Before his election, there were two other African-American senators shortly after the Civil War. But until early in the 20th century, senators were picked by state legislatures and not by popular vote.

In the Senate, Brooke joined a small band of liberal Republicans who often went against the wishes of the Republican president, Richard Nixon.

Brooke opposed the buildup of troops in Vietnam, and later in the middle of the Watergate scandal, he became the first Republican senator to call for Nixon to resign.

He was re-elected in 1972 by an almost 2-1 margin. But by the time he ran for a third term in 1978, he was involved in a public divorce proceeding. And questions were raised about a sworn statement he made regarding a $49,000 loan that he later admitted was a "misstatement and a mistake."

His popularity plummeted and he was defeated by Democrat Paul Tsongas by 55 to 41 percent.

Brooke was born in Washington, D.C., on Oct. 26, 1919. His father was an attorney for the Veterans Administration.

Brooke entered Howard University at the age of 16, fought in World War Two and earned a law degree from Boston College.

As a lawyer, he lost several political bids before being appointed chairman of the Boston Finance Commission and then won the job of attorney general in 1962, the first African-American in the country to rise to that high state office.

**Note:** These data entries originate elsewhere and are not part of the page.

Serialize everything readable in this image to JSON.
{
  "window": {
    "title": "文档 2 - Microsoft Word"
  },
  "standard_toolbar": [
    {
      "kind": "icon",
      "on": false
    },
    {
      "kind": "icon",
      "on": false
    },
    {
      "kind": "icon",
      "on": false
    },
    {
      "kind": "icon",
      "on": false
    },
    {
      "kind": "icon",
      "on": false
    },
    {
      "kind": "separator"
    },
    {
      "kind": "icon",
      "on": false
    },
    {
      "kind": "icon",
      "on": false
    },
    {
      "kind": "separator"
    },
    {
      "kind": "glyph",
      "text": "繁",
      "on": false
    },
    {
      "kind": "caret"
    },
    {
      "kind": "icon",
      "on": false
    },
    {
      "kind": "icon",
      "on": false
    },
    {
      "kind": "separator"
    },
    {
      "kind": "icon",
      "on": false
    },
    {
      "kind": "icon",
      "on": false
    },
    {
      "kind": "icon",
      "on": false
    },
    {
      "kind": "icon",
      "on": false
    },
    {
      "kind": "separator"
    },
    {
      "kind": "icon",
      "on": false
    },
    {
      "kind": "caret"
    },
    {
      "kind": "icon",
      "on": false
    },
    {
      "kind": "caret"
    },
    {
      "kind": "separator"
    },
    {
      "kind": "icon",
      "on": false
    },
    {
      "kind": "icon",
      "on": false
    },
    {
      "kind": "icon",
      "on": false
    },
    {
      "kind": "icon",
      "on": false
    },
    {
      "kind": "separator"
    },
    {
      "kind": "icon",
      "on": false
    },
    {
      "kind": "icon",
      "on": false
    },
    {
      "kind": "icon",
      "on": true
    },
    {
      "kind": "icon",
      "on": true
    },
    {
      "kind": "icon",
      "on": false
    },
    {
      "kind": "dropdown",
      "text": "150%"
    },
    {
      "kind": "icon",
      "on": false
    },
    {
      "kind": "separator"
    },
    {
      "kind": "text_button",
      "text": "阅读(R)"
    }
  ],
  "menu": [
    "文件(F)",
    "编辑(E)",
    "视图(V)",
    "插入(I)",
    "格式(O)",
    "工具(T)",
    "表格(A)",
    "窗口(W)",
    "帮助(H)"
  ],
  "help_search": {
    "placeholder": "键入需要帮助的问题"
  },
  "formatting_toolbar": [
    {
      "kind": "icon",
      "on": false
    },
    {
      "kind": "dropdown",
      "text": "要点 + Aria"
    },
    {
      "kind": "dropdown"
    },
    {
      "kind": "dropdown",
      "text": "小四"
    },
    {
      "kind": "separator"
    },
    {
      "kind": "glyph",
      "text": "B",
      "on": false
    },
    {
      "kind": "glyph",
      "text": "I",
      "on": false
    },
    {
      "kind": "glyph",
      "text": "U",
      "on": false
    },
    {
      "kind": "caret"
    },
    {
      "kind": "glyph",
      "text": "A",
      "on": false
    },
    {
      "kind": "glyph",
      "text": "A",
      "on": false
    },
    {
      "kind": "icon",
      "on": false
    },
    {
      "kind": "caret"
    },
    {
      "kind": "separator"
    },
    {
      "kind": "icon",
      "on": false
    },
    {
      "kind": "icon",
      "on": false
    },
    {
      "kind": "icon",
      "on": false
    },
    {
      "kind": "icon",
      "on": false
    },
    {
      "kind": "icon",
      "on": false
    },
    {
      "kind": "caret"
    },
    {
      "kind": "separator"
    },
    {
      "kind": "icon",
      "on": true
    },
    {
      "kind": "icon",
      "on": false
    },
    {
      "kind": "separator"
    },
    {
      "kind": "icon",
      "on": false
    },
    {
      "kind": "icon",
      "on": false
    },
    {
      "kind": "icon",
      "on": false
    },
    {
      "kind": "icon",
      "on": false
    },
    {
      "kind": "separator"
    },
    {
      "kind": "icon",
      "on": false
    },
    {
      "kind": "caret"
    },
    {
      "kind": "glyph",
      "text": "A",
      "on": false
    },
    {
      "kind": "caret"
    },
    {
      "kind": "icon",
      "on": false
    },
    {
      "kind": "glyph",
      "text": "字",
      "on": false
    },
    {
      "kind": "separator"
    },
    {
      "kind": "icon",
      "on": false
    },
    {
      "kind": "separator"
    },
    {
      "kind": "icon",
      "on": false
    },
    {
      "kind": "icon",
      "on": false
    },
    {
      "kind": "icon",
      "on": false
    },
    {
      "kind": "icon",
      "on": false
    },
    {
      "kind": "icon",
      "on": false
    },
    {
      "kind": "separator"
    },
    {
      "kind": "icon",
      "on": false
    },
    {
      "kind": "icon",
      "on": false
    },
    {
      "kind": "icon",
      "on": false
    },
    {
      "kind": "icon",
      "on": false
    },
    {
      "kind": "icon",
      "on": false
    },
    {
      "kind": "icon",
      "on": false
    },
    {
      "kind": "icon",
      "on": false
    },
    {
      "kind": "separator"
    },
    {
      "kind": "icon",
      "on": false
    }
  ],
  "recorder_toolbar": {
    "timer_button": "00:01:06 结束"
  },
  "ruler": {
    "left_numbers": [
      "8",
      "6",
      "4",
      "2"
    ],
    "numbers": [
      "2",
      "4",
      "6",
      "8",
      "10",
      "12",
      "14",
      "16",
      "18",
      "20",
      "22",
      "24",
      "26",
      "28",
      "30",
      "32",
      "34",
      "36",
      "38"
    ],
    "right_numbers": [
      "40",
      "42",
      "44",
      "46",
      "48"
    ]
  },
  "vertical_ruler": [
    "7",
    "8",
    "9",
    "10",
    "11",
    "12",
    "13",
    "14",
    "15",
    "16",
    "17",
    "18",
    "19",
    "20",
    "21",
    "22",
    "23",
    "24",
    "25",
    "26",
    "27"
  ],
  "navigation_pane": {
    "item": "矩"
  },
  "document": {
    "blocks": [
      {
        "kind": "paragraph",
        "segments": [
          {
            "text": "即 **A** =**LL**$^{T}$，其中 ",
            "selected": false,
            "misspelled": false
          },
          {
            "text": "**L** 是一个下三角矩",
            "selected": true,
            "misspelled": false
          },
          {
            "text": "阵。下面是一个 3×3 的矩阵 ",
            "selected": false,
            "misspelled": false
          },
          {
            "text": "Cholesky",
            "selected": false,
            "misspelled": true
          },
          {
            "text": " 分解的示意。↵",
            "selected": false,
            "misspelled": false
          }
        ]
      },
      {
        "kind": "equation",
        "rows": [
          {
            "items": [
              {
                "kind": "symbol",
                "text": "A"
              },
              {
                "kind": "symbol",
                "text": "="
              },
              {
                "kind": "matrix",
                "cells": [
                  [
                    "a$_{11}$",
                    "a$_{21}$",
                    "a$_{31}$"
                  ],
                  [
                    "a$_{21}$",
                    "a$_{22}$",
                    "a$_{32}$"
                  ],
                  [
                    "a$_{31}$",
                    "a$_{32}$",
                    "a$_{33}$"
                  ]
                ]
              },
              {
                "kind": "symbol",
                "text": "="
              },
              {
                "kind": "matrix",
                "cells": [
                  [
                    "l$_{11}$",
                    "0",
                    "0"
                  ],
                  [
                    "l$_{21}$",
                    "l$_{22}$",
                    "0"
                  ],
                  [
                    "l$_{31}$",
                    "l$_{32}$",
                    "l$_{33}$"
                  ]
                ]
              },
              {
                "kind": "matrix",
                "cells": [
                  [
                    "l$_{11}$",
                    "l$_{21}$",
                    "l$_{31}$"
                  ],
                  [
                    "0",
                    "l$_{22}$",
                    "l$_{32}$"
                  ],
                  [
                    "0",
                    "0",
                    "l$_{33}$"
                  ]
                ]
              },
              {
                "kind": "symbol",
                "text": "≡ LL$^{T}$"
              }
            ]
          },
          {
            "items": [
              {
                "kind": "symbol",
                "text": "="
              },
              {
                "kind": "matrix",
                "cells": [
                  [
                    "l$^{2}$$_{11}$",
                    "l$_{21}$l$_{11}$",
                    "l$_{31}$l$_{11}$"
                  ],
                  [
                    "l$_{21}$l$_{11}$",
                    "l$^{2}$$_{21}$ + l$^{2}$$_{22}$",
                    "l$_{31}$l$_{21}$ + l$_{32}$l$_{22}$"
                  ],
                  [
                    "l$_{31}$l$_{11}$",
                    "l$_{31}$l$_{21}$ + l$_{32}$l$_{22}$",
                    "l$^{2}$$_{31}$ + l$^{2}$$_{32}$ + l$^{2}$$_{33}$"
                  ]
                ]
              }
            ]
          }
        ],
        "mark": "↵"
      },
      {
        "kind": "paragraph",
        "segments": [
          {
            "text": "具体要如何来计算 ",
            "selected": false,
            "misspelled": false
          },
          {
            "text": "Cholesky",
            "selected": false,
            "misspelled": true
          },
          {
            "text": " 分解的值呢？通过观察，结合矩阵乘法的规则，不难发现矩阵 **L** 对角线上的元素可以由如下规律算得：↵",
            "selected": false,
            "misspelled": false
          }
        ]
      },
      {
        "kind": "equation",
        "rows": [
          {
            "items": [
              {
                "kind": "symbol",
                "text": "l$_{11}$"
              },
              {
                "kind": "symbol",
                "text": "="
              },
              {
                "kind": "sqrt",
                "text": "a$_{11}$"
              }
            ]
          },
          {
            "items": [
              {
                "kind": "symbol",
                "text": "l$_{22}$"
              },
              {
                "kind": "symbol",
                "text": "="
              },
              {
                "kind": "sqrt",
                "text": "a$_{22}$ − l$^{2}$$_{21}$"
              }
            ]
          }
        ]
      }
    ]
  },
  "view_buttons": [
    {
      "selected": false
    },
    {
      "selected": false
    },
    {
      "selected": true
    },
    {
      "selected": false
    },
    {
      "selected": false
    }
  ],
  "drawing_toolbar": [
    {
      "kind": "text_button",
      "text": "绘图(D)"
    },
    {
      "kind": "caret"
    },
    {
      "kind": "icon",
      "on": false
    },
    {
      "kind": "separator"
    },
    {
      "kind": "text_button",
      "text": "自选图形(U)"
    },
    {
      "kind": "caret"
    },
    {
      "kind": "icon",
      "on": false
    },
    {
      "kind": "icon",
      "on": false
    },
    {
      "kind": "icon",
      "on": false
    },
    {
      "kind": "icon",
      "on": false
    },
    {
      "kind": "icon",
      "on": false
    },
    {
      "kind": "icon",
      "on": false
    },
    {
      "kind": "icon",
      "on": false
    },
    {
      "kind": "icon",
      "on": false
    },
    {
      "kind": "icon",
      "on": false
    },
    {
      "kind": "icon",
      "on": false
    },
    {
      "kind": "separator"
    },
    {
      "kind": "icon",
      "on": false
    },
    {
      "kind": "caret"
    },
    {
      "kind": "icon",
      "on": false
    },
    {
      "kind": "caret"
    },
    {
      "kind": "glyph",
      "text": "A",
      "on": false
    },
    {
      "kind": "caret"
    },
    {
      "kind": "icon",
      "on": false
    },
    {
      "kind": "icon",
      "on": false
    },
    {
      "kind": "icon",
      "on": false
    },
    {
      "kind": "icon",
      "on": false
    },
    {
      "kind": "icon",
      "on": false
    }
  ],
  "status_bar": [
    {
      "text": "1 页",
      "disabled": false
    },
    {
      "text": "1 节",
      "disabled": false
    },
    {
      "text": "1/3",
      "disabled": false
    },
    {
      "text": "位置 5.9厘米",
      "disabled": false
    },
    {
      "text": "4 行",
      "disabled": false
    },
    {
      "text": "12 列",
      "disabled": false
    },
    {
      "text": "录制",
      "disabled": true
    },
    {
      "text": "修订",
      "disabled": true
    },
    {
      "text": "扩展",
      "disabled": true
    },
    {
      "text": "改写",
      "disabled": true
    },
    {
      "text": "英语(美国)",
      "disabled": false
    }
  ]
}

As attorney general, he oversaw the investigation into the case of the "Boston Strangler," a serial killer who terrorized women in New England.

After leaving the Senate he returned to private law practice.

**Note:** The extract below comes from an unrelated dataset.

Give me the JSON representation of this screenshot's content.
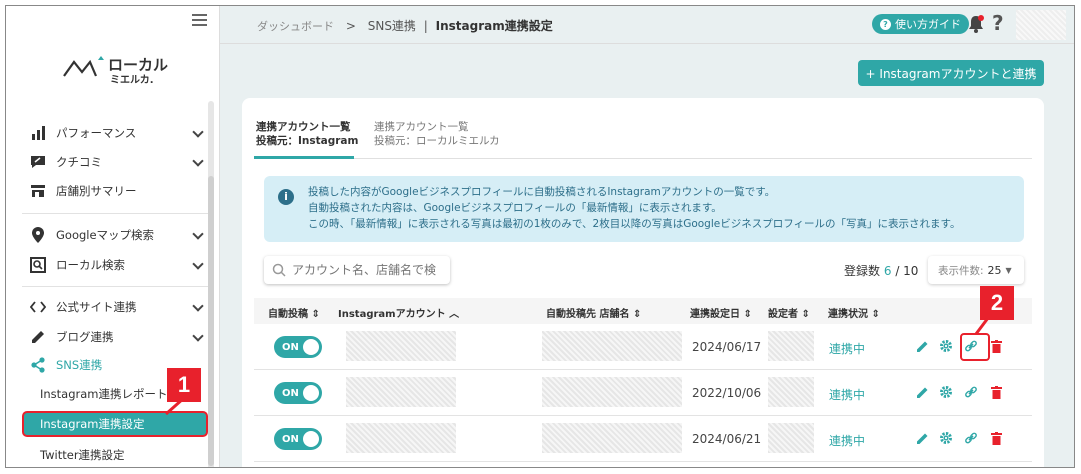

In 2002 Brooke was diagnosed with breast cancer and became a national leader in raising awareness of the disease in men, which occurs much less frequently than in women.

Brooke's name surfaced in gossip columns in 2008 when TV journalist and interviewer Barbara Walters said in her autobiography that she had an affair with the senator in the 1970s.